Well now!
Try to sit beside a pianist playing nice calm music on the piano, you will guaranted never hear anything coming from blacknes. The sound comes from the piano, which is never really silent, and from yours and his breathing, heartbeat and moves.
And when recorded simply and nonprocessed and played back, the same should be the case. But electronics do have certain selfnoise, but that can easily be listened down through. The point about the blackness is actually, that most of the selfnoise goes away together with all signals below it, and that because of capacities present at the output of the amplifier, either as cable capacitance or as output device capacitance. This is a law of nature, since any capacitor has to be charged before any conductance is present.
You can experience this phenomenon taken to the extreme i.e.
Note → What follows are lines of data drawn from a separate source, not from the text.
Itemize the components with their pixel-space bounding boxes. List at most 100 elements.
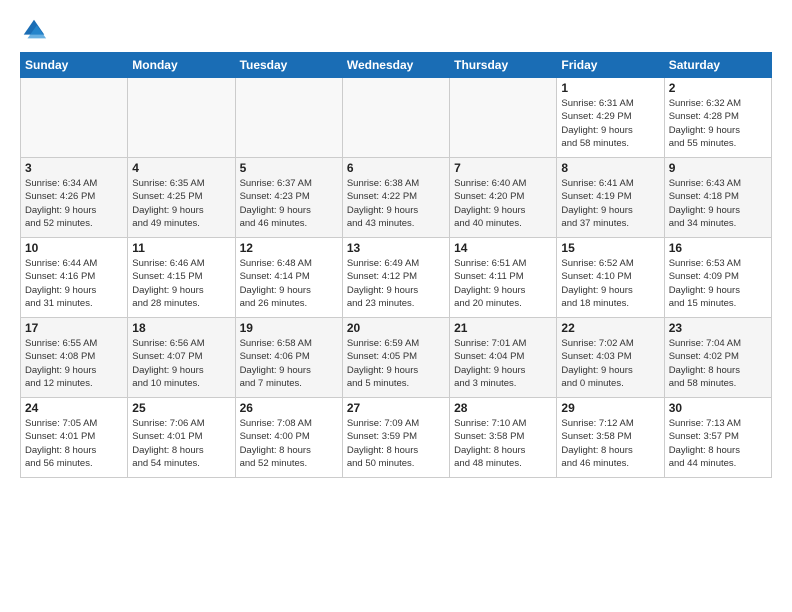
day-number: 12: [240, 241, 338, 255]
calendar-cell: 14 Sunrise: 6:51 AM Sunset: 4:11 PM Dayli…: [450, 238, 557, 318]
day-info: Sunrise: 7:12 AM Sunset: 3:58 PM Dayligh…: [561, 417, 659, 470]
day-number: 5: [240, 161, 338, 175]
day-number: 1: [561, 81, 659, 95]
calendar-cell: 23 Sunrise: 7:04 AM Sunset: 4:02 PM Dayli…: [664, 318, 771, 398]
calendar-cell: 10Sunrise: 6:44 AM Sunset: 4:16 PM Dayli…: [21, 238, 128, 318]
calendar-week-1: 1 Sunrise: 6:31 AM Sunset: 4:29 PM Daylig…: [21, 78, 772, 158]
day-number: 9: [669, 161, 767, 175]
day-info: Sunrise: 6:58 AM Sunset: 4:06 PM Dayligh…: [240, 337, 338, 390]
day-info: Sunrise: 7:13 AM Sunset: 3:57 PM Dayligh…: [669, 417, 767, 470]
day-info: Sunrise: 7:04 AM Sunset: 4:02 PM Dayligh…: [669, 337, 767, 390]
calendar-cell: 6Sunrise: 6:38 AM Sunset: 4:22 PM Daylig…: [342, 158, 449, 238]
day-number: 24: [25, 401, 123, 415]
day-info: Sunrise: 7:06 AM Sunset: 4:01 PM Dayligh…: [132, 417, 230, 470]
day-number: 7: [454, 161, 552, 175]
calendar-cell: 22 Sunrise: 7:02 AM Sunset: 4:03 PM Dayli…: [557, 318, 664, 398]
day-number: 29: [561, 401, 659, 415]
calendar-week-5: 24 Sunrise: 7:05 AM Sunset: 4:01 PM Dayli…: [21, 398, 772, 478]
day-info: Sunrise: 7:02 AM Sunset: 4:03 PM Dayligh…: [561, 337, 659, 390]
day-number: 26: [240, 401, 338, 415]
weekday-header-friday: Friday: [557, 53, 664, 78]
calendar-cell: 13 Sunrise: 6:49 AM Sunset: 4:12 PM Dayli…: [342, 238, 449, 318]
day-info: Sunrise: 7:10 AM Sunset: 3:58 PM Dayligh…: [454, 417, 552, 470]
calendar-cell: 16 Sunrise: 6:53 AM Sunset: 4:09 PM Dayli…: [664, 238, 771, 318]
calendar-cell: [342, 78, 449, 158]
day-number: 27: [347, 401, 445, 415]
day-info: Sunrise: 6:49 AM Sunset: 4:12 PM Dayligh…: [347, 257, 445, 310]
calendar-week-4: 17Sunrise: 6:55 AM Sunset: 4:08 PM Dayli…: [21, 318, 772, 398]
calendar-cell: 1 Sunrise: 6:31 AM Sunset: 4:29 PM Daylig…: [557, 78, 664, 158]
calendar-cell: [21, 78, 128, 158]
calendar-cell: 27 Sunrise: 7:09 AM Sunset: 3:59 PM Dayli…: [342, 398, 449, 478]
calendar-cell: 12 Sunrise: 6:48 AM Sunset: 4:14 PM Dayli…: [235, 238, 342, 318]
page-header: [20, 16, 772, 44]
calendar-week-2: 3 Sunrise: 6:34 AM Sunset: 4:26 PM Daylig…: [21, 158, 772, 238]
calendar-cell: 26 Sunrise: 7:08 AM Sunset: 4:00 PM Dayli…: [235, 398, 342, 478]
day-number: 22: [561, 321, 659, 335]
day-info: Sunrise: 6:52 AM Sunset: 4:10 PM Dayligh…: [561, 257, 659, 310]
calendar-cell: [235, 78, 342, 158]
calendar-header: SundayMondayTuesdayWednesdayThursdayFrid…: [21, 53, 772, 78]
day-number: 21: [454, 321, 552, 335]
calendar-cell: 2 Sunrise: 6:32 AM Sunset: 4:28 PM Daylig…: [664, 78, 771, 158]
calendar-body: 1 Sunrise: 6:31 AM Sunset: 4:29 PM Daylig…: [21, 78, 772, 478]
logo: [20, 16, 50, 44]
calendar-cell: 20 Sunrise: 6:59 AM Sunset: 4:05 PM Dayli…: [342, 318, 449, 398]
calendar-cell: 25Sunrise: 7:06 AM Sunset: 4:01 PM Dayli…: [128, 398, 235, 478]
day-number: 2: [669, 81, 767, 95]
day-info: Sunrise: 6:59 AM Sunset: 4:05 PM Dayligh…: [347, 337, 445, 390]
weekday-header-thursday: Thursday: [450, 53, 557, 78]
day-number: 16: [669, 241, 767, 255]
day-info: Sunrise: 6:55 AM Sunset: 4:08 PM Dayligh…: [25, 337, 123, 390]
day-info: Sunrise: 7:09 AM Sunset: 3:59 PM Dayligh…: [347, 417, 445, 470]
day-number: 14: [454, 241, 552, 255]
day-number: 19: [240, 321, 338, 335]
weekday-header-saturday: Saturday: [664, 53, 771, 78]
calendar-cell: 17Sunrise: 6:55 AM Sunset: 4:08 PM Dayli…: [21, 318, 128, 398]
day-number: 18: [132, 321, 230, 335]
calendar-page: SundayMondayTuesdayWednesdayThursdayFrid…: [0, 0, 792, 488]
calendar-cell: 8Sunrise: 6:41 AM Sunset: 4:19 PM Daylig…: [557, 158, 664, 238]
calendar-cell: 19 Sunrise: 6:58 AM Sunset: 4:06 PM Dayli…: [235, 318, 342, 398]
day-number: 20: [347, 321, 445, 335]
calendar-table: SundayMondayTuesdayWednesdayThursdayFrid…: [20, 52, 772, 478]
day-number: 28: [454, 401, 552, 415]
day-info: Sunrise: 6:53 AM Sunset: 4:09 PM Dayligh…: [669, 257, 767, 310]
day-info: Sunrise: 6:31 AM Sunset: 4:29 PM Dayligh…: [561, 97, 659, 150]
day-number: 4: [132, 161, 230, 175]
day-info: Sunrise: 6:51 AM Sunset: 4:11 PM Dayligh…: [454, 257, 552, 310]
weekday-header-wednesday: Wednesday: [342, 53, 449, 78]
day-number: 11: [132, 241, 230, 255]
day-info: Sunrise: 6:35 AM Sunset: 4:25 PM Dayligh…: [132, 177, 230, 230]
day-info: Sunrise: 7:01 AM Sunset: 4:04 PM Dayligh…: [454, 337, 552, 390]
calendar-cell: 21 Sunrise: 7:01 AM Sunset: 4:04 PM Dayli…: [450, 318, 557, 398]
day-number: 10: [25, 241, 123, 255]
day-info: Sunrise: 7:05 AM Sunset: 4:01 PM Dayligh…: [25, 417, 123, 470]
day-info: Sunrise: 7:08 AM Sunset: 4:00 PM Dayligh…: [240, 417, 338, 470]
calendar-cell: 15 Sunrise: 6:52 AM Sunset: 4:10 PM Dayli…: [557, 238, 664, 318]
calendar-cell: 3 Sunrise: 6:34 AM Sunset: 4:26 PM Daylig…: [21, 158, 128, 238]
day-info: Sunrise: 6:32 AM Sunset: 4:28 PM Dayligh…: [669, 97, 767, 150]
day-info: Sunrise: 6:37 AM Sunset: 4:23 PM Dayligh…: [240, 177, 338, 230]
day-info: Sunrise: 6:38 AM Sunset: 4:22 PM Dayligh…: [347, 177, 445, 230]
day-info: Sunrise: 6:48 AM Sunset: 4:14 PM Dayligh…: [240, 257, 338, 310]
calendar-cell: 9Sunrise: 6:43 AM Sunset: 4:18 PM Daylig…: [664, 158, 771, 238]
calendar-cell: 29 Sunrise: 7:12 AM Sunset: 3:58 PM Dayli…: [557, 398, 664, 478]
day-number: 15: [561, 241, 659, 255]
day-info: Sunrise: 6:34 AM Sunset: 4:26 PM Dayligh…: [25, 177, 123, 230]
calendar-cell: 11 Sunrise: 6:46 AM Sunset: 4:15 PM Dayli…: [128, 238, 235, 318]
day-number: 23: [669, 321, 767, 335]
day-number: 13: [347, 241, 445, 255]
calendar-cell: 28 Sunrise: 7:10 AM Sunset: 3:58 PM Dayli…: [450, 398, 557, 478]
calendar-cell: 7Sunrise: 6:40 AM Sunset: 4:20 PM Daylig…: [450, 158, 557, 238]
calendar-week-3: 10Sunrise: 6:44 AM Sunset: 4:16 PM Dayli…: [21, 238, 772, 318]
weekday-header-tuesday: Tuesday: [235, 53, 342, 78]
calendar-cell: [128, 78, 235, 158]
calendar-cell: [450, 78, 557, 158]
calendar-cell: 4 Sunrise: 6:35 AM Sunset: 4:25 PM Daylig…: [128, 158, 235, 238]
day-number: 3: [25, 161, 123, 175]
day-info: Sunrise: 6:41 AM Sunset: 4:19 PM Dayligh…: [561, 177, 659, 230]
weekday-header-sunday: Sunday: [21, 53, 128, 78]
weekday-row: SundayMondayTuesdayWednesdayThursdayFrid…: [21, 53, 772, 78]
day-info: Sunrise: 6:46 AM Sunset: 4:15 PM Dayligh…: [132, 257, 230, 310]
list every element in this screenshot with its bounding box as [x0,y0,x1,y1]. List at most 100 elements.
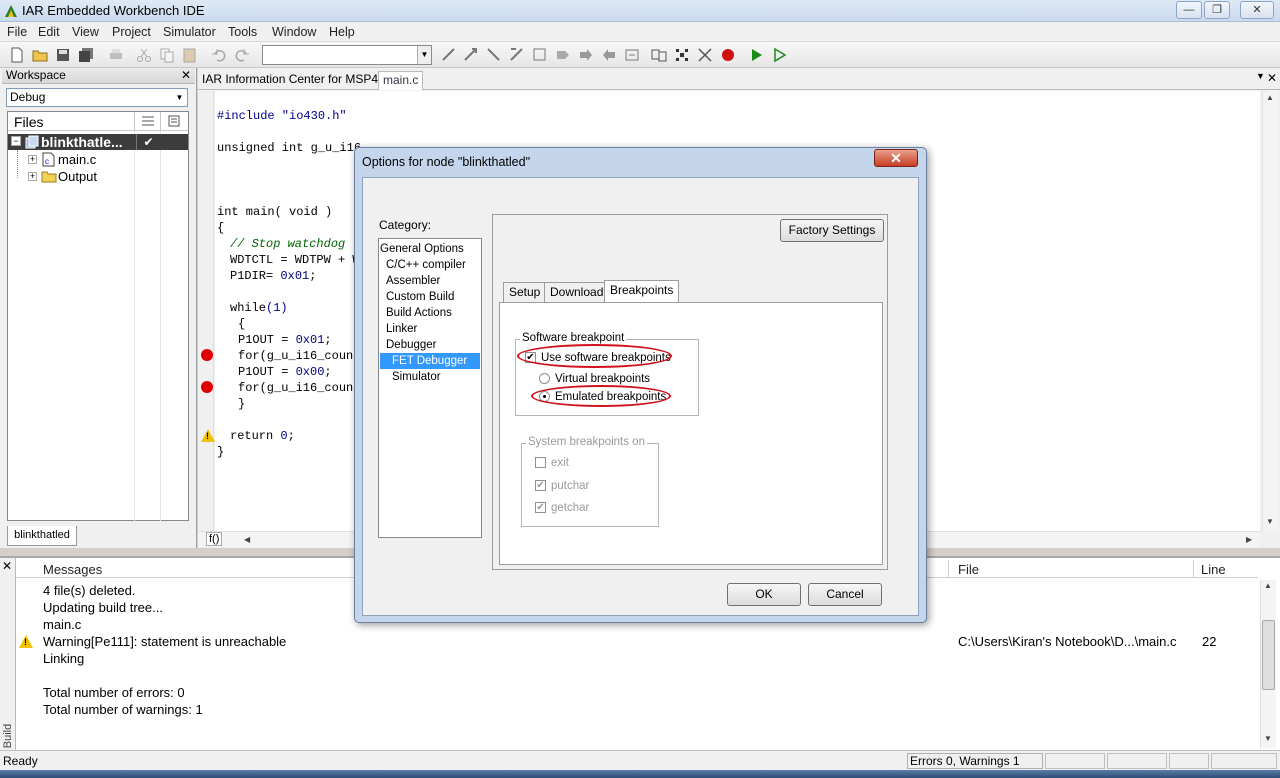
next-bookmark-icon[interactable] [462,46,480,64]
collapse-toggle-icon[interactable]: − [11,136,21,146]
save-icon[interactable] [54,46,72,64]
chevron-down-icon[interactable]: ▼ [173,90,186,105]
function-list-button[interactable]: f() [206,532,223,546]
build-options-icon[interactable] [696,46,714,64]
compile-icon[interactable] [623,46,641,64]
scroll-right-icon[interactable]: ▶ [1246,535,1252,544]
menu-view[interactable]: View [72,25,99,39]
cut-icon[interactable] [135,46,153,64]
tab-main-c[interactable]: main.c [378,71,424,90]
copy-icon[interactable] [158,46,176,64]
expand-toggle-icon[interactable]: + [28,155,37,164]
paste-icon[interactable] [181,46,199,64]
message-file[interactable]: C:\Users\Kiran's Notebook\D...\main.c [958,634,1177,649]
download-and-debug-icon[interactable] [748,46,766,64]
category-list[interactable]: General Options C/C++ compiler Assembler… [378,238,482,538]
close-icon[interactable]: ✕ [181,68,191,83]
tab-list-chevron-icon[interactable]: ▼ [1256,71,1265,81]
category-fet-debugger[interactable]: FET Debugger [380,353,480,369]
line-column-header[interactable]: Line [1201,562,1226,577]
tab-setup[interactable]: Setup [503,282,547,302]
workspace-tab-blinkthatled[interactable]: blinkthatled [7,526,77,546]
new-file-icon[interactable] [8,46,26,64]
scroll-up-icon[interactable]: ▲ [1266,93,1274,102]
virtual-breakpoints-radio[interactable]: Virtual breakpoints [539,373,650,385]
system-breakpoint-putchar-checkbox[interactable]: ✔ putchar [535,480,589,492]
message-row[interactable]: Warning[Pe111]: statement is unreachable [43,634,286,649]
menu-file[interactable]: File [7,25,27,39]
menu-tools[interactable]: Tools [228,25,257,39]
close-icon[interactable]: ✕ [1267,71,1277,85]
print-icon[interactable] [107,46,125,64]
find-icon[interactable] [485,46,503,64]
checkbox-checked-icon[interactable]: ✔ [535,502,546,514]
system-breakpoint-exit-checkbox[interactable]: exit [535,457,569,469]
message-row[interactable]: Total number of errors: 0 [43,685,185,700]
tree-item-main-c[interactable]: + c main.c [8,152,188,168]
scroll-left-icon[interactable]: ◀ [244,535,250,544]
menu-help[interactable]: Help [329,25,355,39]
cancel-button[interactable]: Cancel [808,583,882,606]
find-next-icon[interactable] [508,46,526,64]
redo-icon[interactable] [233,46,251,64]
project-node[interactable]: − blinkthatle... ✔ [8,134,188,150]
navigate-backward-icon[interactable] [600,46,618,64]
menu-simulator[interactable]: Simulator [163,25,216,39]
category-debugger[interactable]: Debugger [379,337,481,353]
chevron-down-icon[interactable]: ▼ [417,46,431,64]
toggle-bookmark-icon[interactable] [440,46,458,64]
save-all-icon[interactable] [77,46,95,64]
system-breakpoint-getchar-checkbox[interactable]: ✔ getchar [535,502,589,514]
scroll-up-icon[interactable]: ▲ [1264,581,1272,590]
category-c-cpp-compiler[interactable]: C/C++ compiler [379,257,481,273]
close-icon[interactable]: ✕ [2,559,12,573]
message-row[interactable]: main.c [43,617,81,632]
expand-toggle-icon[interactable]: + [28,172,37,181]
tab-iar-information-center[interactable]: IAR Information Center for MSP430 [198,71,395,90]
toggle-breakpoint-icon[interactable] [719,46,737,64]
minimize-button[interactable]: — [1176,1,1202,19]
ok-button[interactable]: OK [727,583,801,606]
replace-icon[interactable] [531,46,549,64]
tab-breakpoints[interactable]: Breakpoints [604,280,680,302]
tab-download[interactable]: Download [544,282,610,302]
radio-icon[interactable] [539,373,550,385]
make-icon[interactable] [650,46,668,64]
goto-icon[interactable] [554,46,572,64]
menu-project[interactable]: Project [112,25,151,39]
message-row[interactable]: Total number of warnings: 1 [43,702,203,717]
category-linker[interactable]: Linker [379,321,481,337]
configuration-select[interactable]: Debug ▼ [6,88,188,107]
menu-edit[interactable]: Edit [38,25,60,39]
message-row[interactable]: Updating build tree... [43,600,163,615]
close-window-button[interactable]: ✕ [1240,1,1274,19]
editor-gutter[interactable] [198,91,214,531]
debug-without-download-icon[interactable] [771,46,789,64]
editor-vertical-scrollbar[interactable]: ▲ ▼ [1262,91,1278,531]
breakpoint-icon[interactable] [201,349,213,361]
category-custom-build[interactable]: Custom Build [379,289,481,305]
message-row[interactable]: 4 file(s) deleted. [43,583,136,598]
navigate-forward-icon[interactable] [577,46,595,64]
message-row[interactable]: Linking [43,651,84,666]
scroll-down-icon[interactable]: ▼ [1264,734,1272,743]
build-status-column-icon[interactable] [134,112,160,131]
scroll-down-icon[interactable]: ▼ [1266,517,1274,526]
factory-settings-button[interactable]: Factory Settings [780,219,884,242]
category-build-actions[interactable]: Build Actions [379,305,481,321]
find-combo[interactable]: ▼ [262,45,432,65]
build-tab-label[interactable]: Build [2,724,14,748]
open-folder-icon[interactable] [31,46,49,64]
category-assembler[interactable]: Assembler [379,273,481,289]
options-column-icon[interactable] [160,112,188,131]
messages-column-header[interactable]: Messages [43,562,102,577]
breakpoint-icon[interactable] [201,381,213,393]
category-simulator[interactable]: Simulator [379,369,481,385]
dialog-close-button[interactable]: ✕ [874,149,918,167]
stop-build-icon[interactable] [673,46,691,64]
checkbox-checked-icon[interactable]: ✔ [535,480,546,492]
checkbox-icon[interactable] [535,457,546,469]
scroll-thumb[interactable] [1262,620,1275,690]
menu-window[interactable]: Window [272,25,316,39]
undo-icon[interactable] [210,46,228,64]
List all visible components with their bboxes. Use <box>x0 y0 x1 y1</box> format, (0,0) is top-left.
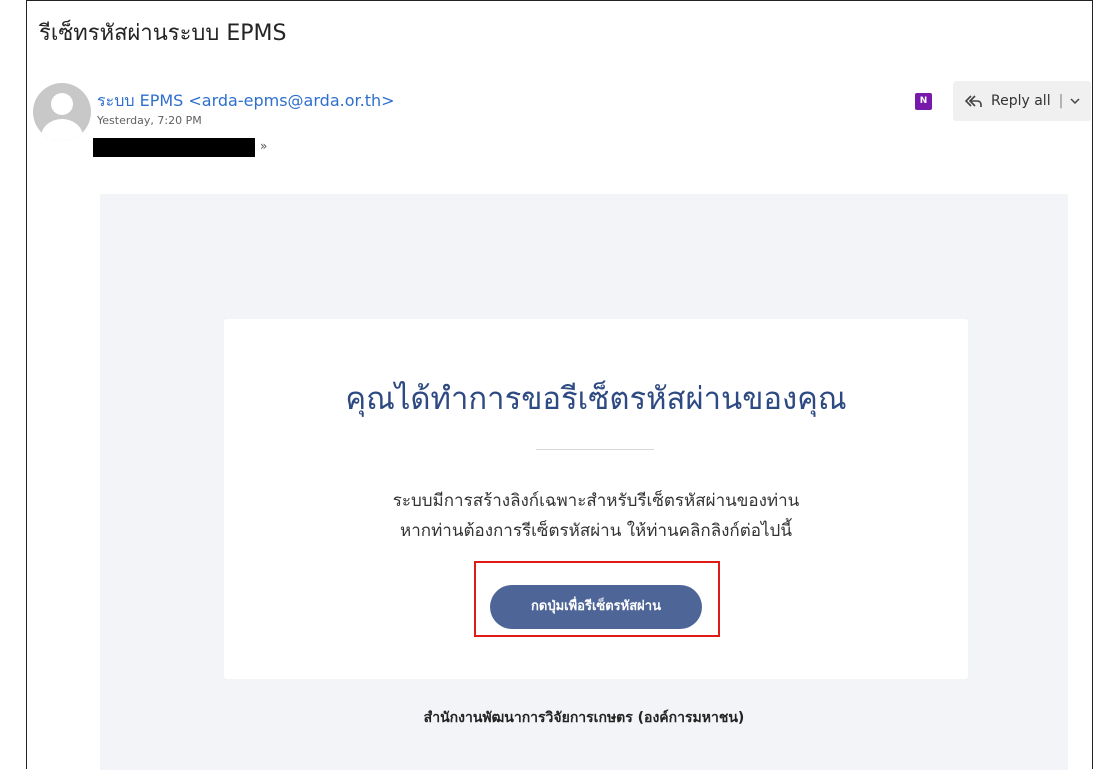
sender-address[interactable]: ระบบ EPMS <arda-epms@arda.or.th> <box>97 89 395 114</box>
avatar-head-shape <box>51 93 73 115</box>
email-reading-pane: รีเซ็ทรหัสผ่านระบบ EPMS ระบบ EPMS <arda-… <box>26 0 1093 770</box>
chevron-double-down-icon[interactable]: » <box>260 139 267 153</box>
message-line-1: ระบบมีการสร้างลิงก์เฉพาะสำหรับรีเซ็ตรหัส… <box>392 491 800 511</box>
avatar-body-shape <box>41 119 83 141</box>
reply-all-icon <box>964 95 982 107</box>
sender-avatar[interactable] <box>33 83 91 141</box>
reply-all-button[interactable]: Reply all | <box>953 81 1091 121</box>
message-card: คุณได้ทำการขอรีเซ็ตรหัสผ่านของคุณ ระบบมี… <box>224 319 968 679</box>
reply-all-label: Reply all <box>991 93 1051 109</box>
onenote-icon[interactable]: N <box>915 93 932 110</box>
chevron-down-icon[interactable] <box>1069 95 1081 107</box>
toolbar-separator: | <box>1058 93 1064 109</box>
organization-footer: สำนักงานพัฒนาการวิจัยการเกษตร (องค์การมห… <box>423 710 745 726</box>
message-heading: คุณได้ทำการขอรีเซ็ตรหัสผ่านของคุณ <box>345 381 847 417</box>
message-line-2: หากท่านต้องการรีเซ็ตรหัสผ่าน ให้ท่านคลิก… <box>400 521 792 541</box>
reset-password-button[interactable]: กดปุ่มเพื่อรีเซ็ตรหัสผ่าน <box>490 585 702 629</box>
heading-divider <box>536 449 654 450</box>
email-subject: รีเซ็ทรหัสผ่านระบบ EPMS <box>39 21 287 46</box>
email-date: Yesterday, 7:20 PM <box>97 114 202 127</box>
redacted-recipient <box>93 138 255 157</box>
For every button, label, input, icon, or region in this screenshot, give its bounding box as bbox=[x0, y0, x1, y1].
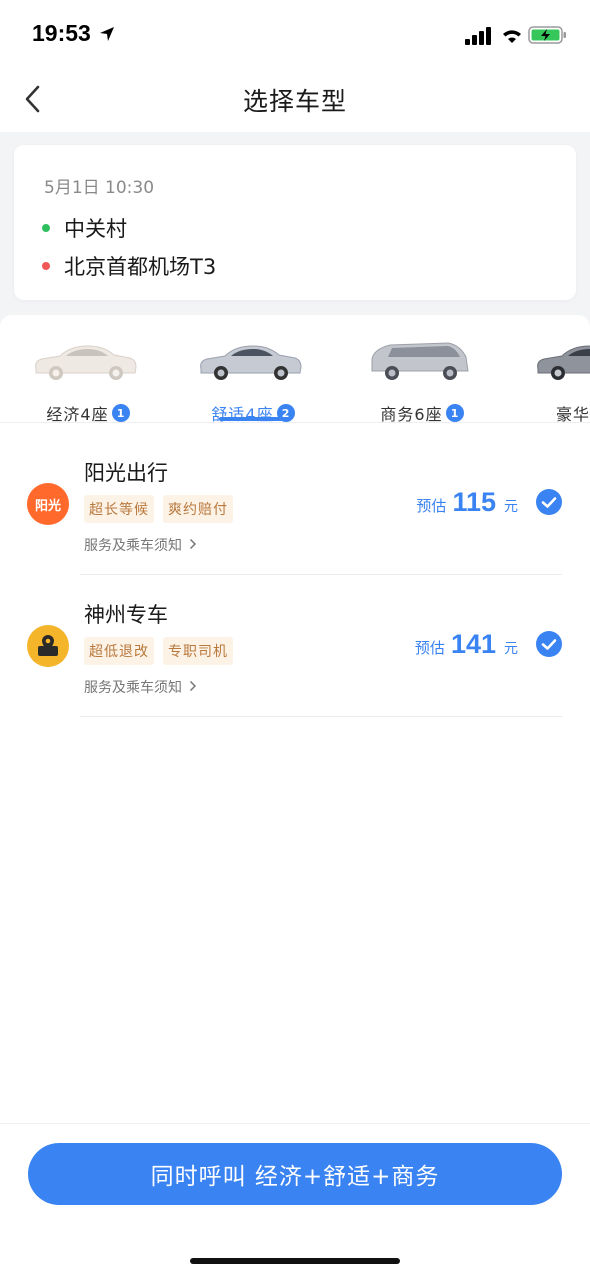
location-arrow-icon bbox=[100, 27, 114, 41]
trip-to: 北京首都机场T3 bbox=[42, 251, 216, 281]
provider-tag: 爽约赔付 bbox=[163, 495, 233, 523]
mpv-car-icon bbox=[371, 342, 469, 380]
check-circle-icon[interactable] bbox=[536, 489, 562, 515]
service-notice-link[interactable]: 服务及乘车须知 bbox=[84, 677, 197, 697]
shenzhou-logo bbox=[27, 625, 69, 667]
provider-tags: 超长等候 爽约赔付 bbox=[84, 495, 242, 523]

Linsley Hood´s class A amp or i.e. the british made Sudgen single ended class A amps.
They all feature a large capacitor in the output, because of their single ended design.
Btw. when dynamics is taken to the extreme, i.e. 100 dB or so, there will never be any quietnes present at all. Try to put on a track attenuated i.e. -80dB, you will hardly hear anything, unless you hold your breath or turn your volume up way beyound the normal 0dB FS clipping point.
The black background is simply a trick invented to make one believe the dynamics are extended, when they are not. It is induced by gear, and it also is a non fidelity characteristic, which just happen to have been modern at a time.
Used with tube gear they might prove useable, because output transformers always suffers from hysteresis, which takes away low level information anyway, and the selfnoise is somewhat higher than on SS gear, but I did never try this out.